The Importance of Reducing Nonbeneficial Care

The overuse of antibiotics in both medicine and livestock has been making headlines recently, and patients and community members may be turning to you with questions. The American Hospital Association, in fact, is already addressing the public health and national security threat posed by antibiotic-resistant bacteria. AHA participated in the recent White House forum on antibiotic stewardship and shared the toolkit it developed with six national partners to help hospitals and systems enhance their antimicrobial stewardship programs.

The toolkit was the outgrowth of a larger initiative aimed at using medical resources appropriately. Two years ago, in a response to the AHA board of trustees’ work on improving care while achieving a sustainable level of spending (see “Ensuring a Healthier Tomorrow” at www.aha.org/healthiertomorrow), the AHA’s Physician Leadership Forum released a white paper that identified areas in which hospitals, in partnership with their clinical staff and patients, should look to reduce nonbeneficial care. They are:

• appropriate blood management in inpatient services

• appropriate antimicrobial stewardship

• reducing inpatient admissions for ambulatory-sensitive conditions (for example, lower back pain, asthma)

• appropriate use of elective percutaneous coronary intervention

• appropriate use of the intensive care unit for imminently terminal illness (including encouraging early intervention and discussion about priorities for care in the context of progressive disease)

Since then, PLF has developed toolkits with partner groups on the first four of the five topics. The latest toolkit addresses elective percutaneous coronary intervention for patients with acute heart disease. It includes resources for hospital and system leaders, clinicians and patients, including case examples, reports, toolkits, self-assessments and links to webinars.

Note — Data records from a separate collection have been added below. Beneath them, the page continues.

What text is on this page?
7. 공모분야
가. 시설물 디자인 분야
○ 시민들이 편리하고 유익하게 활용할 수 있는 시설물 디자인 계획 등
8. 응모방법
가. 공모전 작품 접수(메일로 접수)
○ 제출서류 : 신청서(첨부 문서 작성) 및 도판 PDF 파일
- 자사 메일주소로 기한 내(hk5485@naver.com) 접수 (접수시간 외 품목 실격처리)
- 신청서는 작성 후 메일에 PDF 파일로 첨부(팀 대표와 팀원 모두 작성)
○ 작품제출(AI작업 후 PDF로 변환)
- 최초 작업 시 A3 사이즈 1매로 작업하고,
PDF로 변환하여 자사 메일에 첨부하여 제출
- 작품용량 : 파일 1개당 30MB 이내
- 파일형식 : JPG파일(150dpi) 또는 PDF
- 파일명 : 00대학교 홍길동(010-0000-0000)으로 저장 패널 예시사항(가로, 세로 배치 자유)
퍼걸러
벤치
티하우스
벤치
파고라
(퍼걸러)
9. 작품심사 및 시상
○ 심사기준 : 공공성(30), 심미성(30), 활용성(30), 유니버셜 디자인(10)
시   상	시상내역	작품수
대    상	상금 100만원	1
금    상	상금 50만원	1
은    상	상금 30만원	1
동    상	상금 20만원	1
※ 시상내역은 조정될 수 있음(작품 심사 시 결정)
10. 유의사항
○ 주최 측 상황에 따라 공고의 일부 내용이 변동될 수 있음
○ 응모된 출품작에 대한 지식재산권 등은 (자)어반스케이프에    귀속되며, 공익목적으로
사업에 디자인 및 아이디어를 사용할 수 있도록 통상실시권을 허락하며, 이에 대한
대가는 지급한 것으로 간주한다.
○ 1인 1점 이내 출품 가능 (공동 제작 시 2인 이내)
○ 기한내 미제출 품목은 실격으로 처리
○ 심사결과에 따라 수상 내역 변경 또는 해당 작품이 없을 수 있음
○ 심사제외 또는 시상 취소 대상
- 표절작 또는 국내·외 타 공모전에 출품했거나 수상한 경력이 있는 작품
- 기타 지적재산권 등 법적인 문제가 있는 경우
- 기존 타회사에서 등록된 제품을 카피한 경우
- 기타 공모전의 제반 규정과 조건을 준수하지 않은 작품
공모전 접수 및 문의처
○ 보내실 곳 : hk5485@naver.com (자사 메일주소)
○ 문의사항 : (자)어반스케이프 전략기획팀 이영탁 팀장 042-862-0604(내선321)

All of the toolkits are available at no charge at www.aha.org/ appropriateuse. There you’ll also find the original white paper on all five recommendations and a discussion guide your board, clinicians and community can use to explore the issue of appropriate use.

I encourage you to share this paper with your board. By reducing nonbeneficial care — care that increases costs without a concomitant increase in value — we can move closer toward achieving the Triple Aim. Studies show that when providers are well-informed on appropriate care options and those options are fully discussed with engaged patients, health care outcomes improve at reduced costs.